Multiple Fields Radiotherapy Versus Intravenous Rituximab in the Treatment of Indolent Cutaneous Lymphomas B-cell With Multiple or Recurrent Lesions

Authors
Category Primary study
Registry of Trialsclinicaltrials.gov
Year 2011
Cutaneous lymphomas are the most frequent extranodal lymphomas after digestive lymphomas. A quarter are B-cell lymphomas. 80% of cutaneous B cell lymphomas are indolent cutaneous B cell lymphomas. These indolent cutaneous B cell lymphomas are characterized by good prognosis (survival rate at 5 years: 90%), but also by the frequency of cutaneous recurrences. The radiotherapy is currently the most widely used treatment, with complete response rate close to 100% for a lesion treated. However, it has limits when there are outset multiple lesions inaccessible to a single radiotherapy field (concerning one case in three), or during recurrences.
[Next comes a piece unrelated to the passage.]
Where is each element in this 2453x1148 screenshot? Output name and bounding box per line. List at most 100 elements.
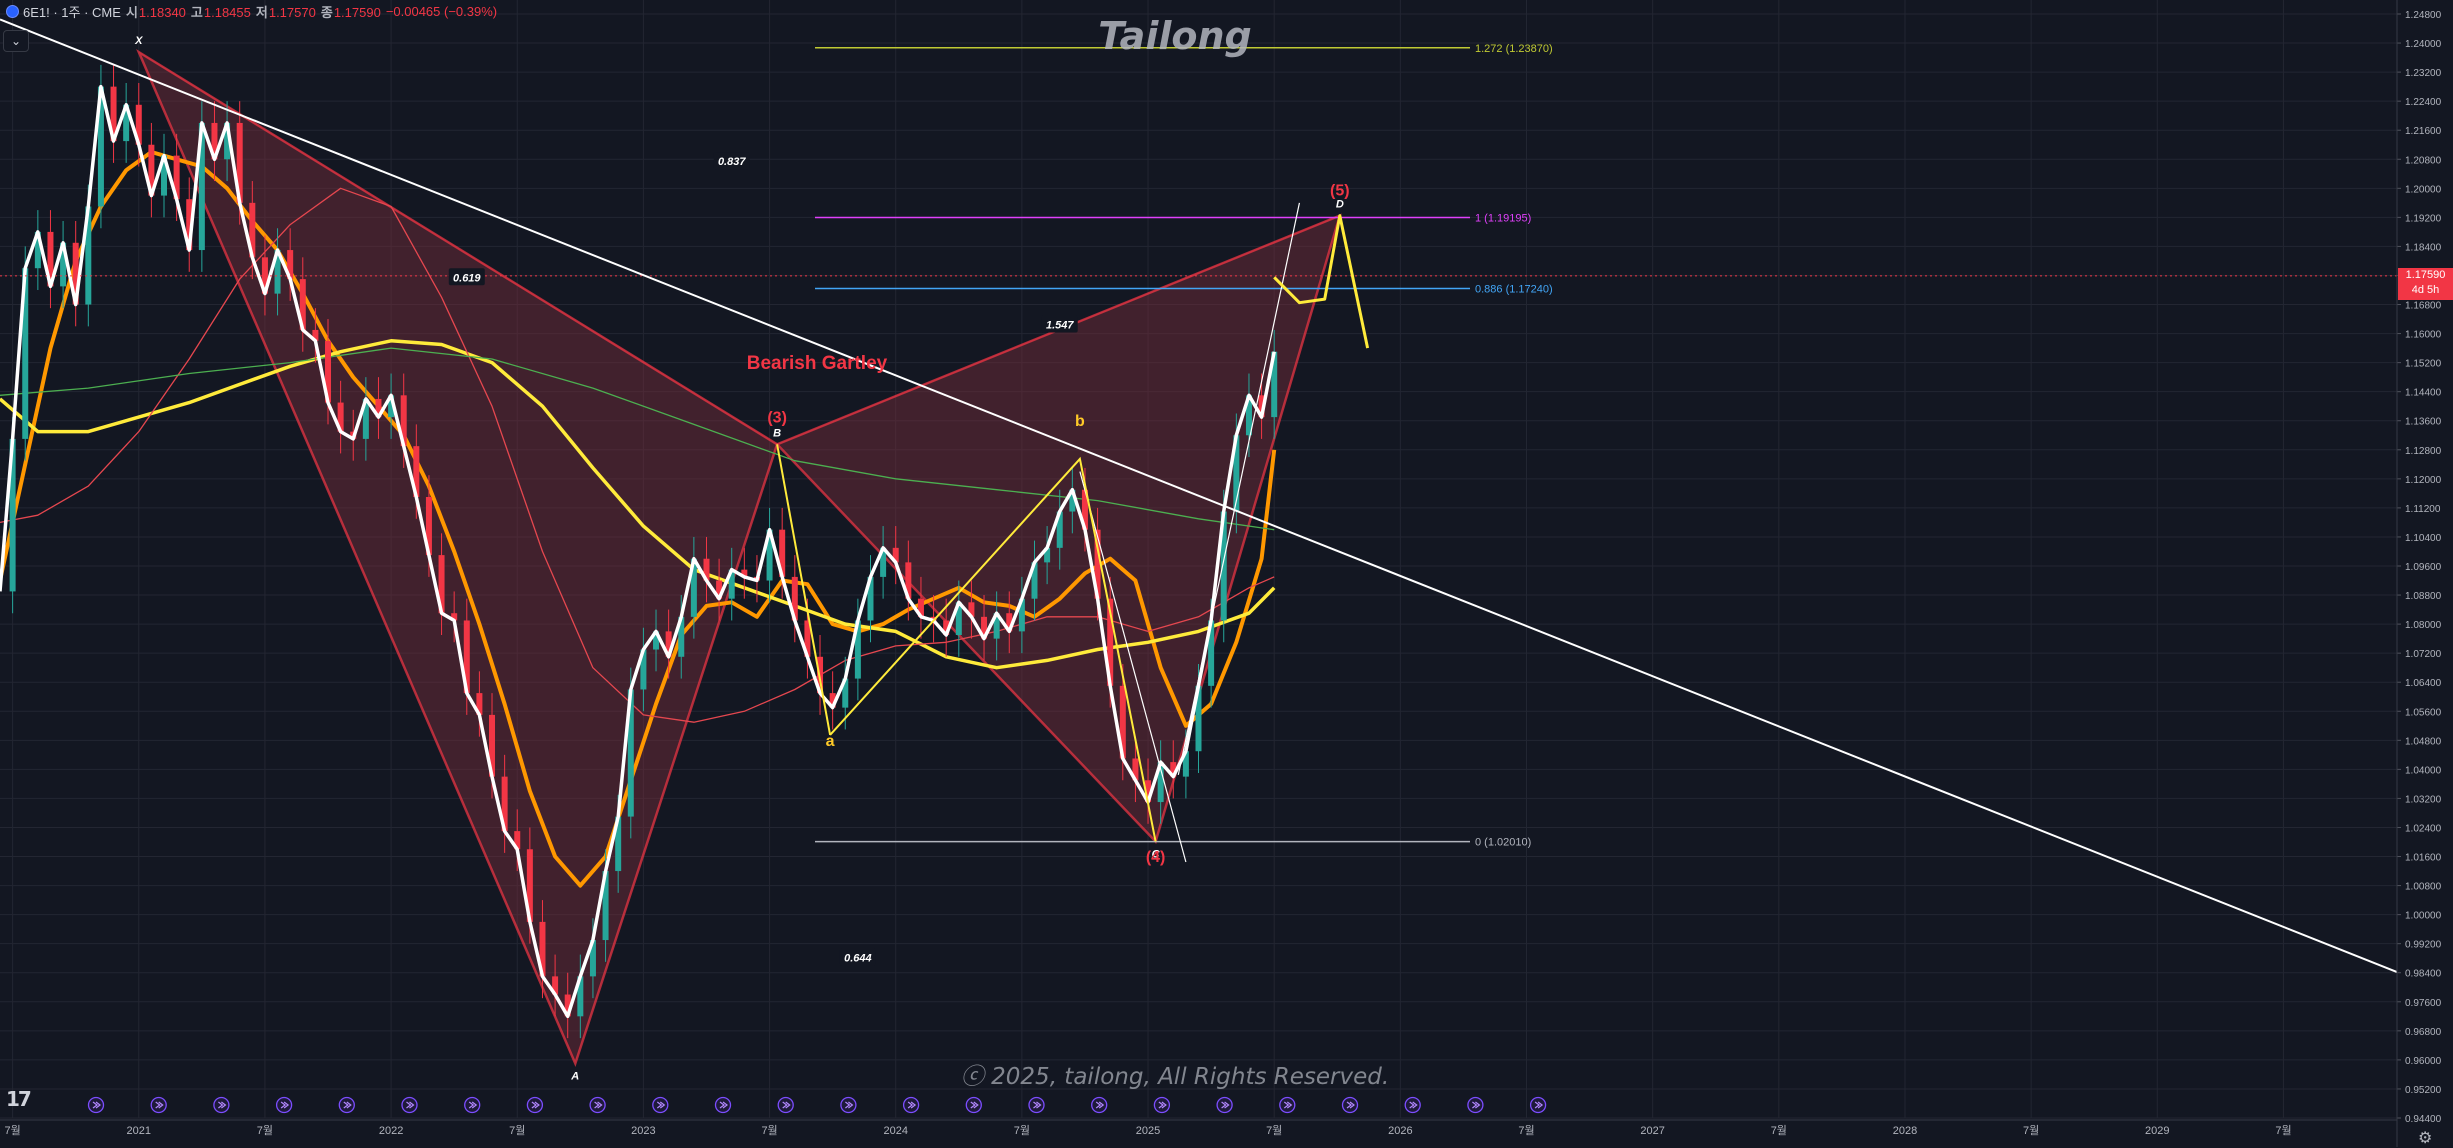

In these situations, conventional chemotherapy is not recommended and multi-field radiotherapy is often used empirically, but its effectiveness has never been studied prospectively. Recently, retrospective studies with small numbers patients (totaling sixty patients) reported complete response rates of 80 to 100% with rituximab (anti-cluster of differentiation antigen 20 (CD20) antibodies) used as monotherapy in non-standardized treatment by intravenous with a recurrence rate of less than one case in three. These data suggest that rituximab by intravenous with a standardized initial cycle followed by a maintenance therapy could improve the prognosis of indolent cutaneous B cell lymphomas with multiple lesions or of recurrent lesions.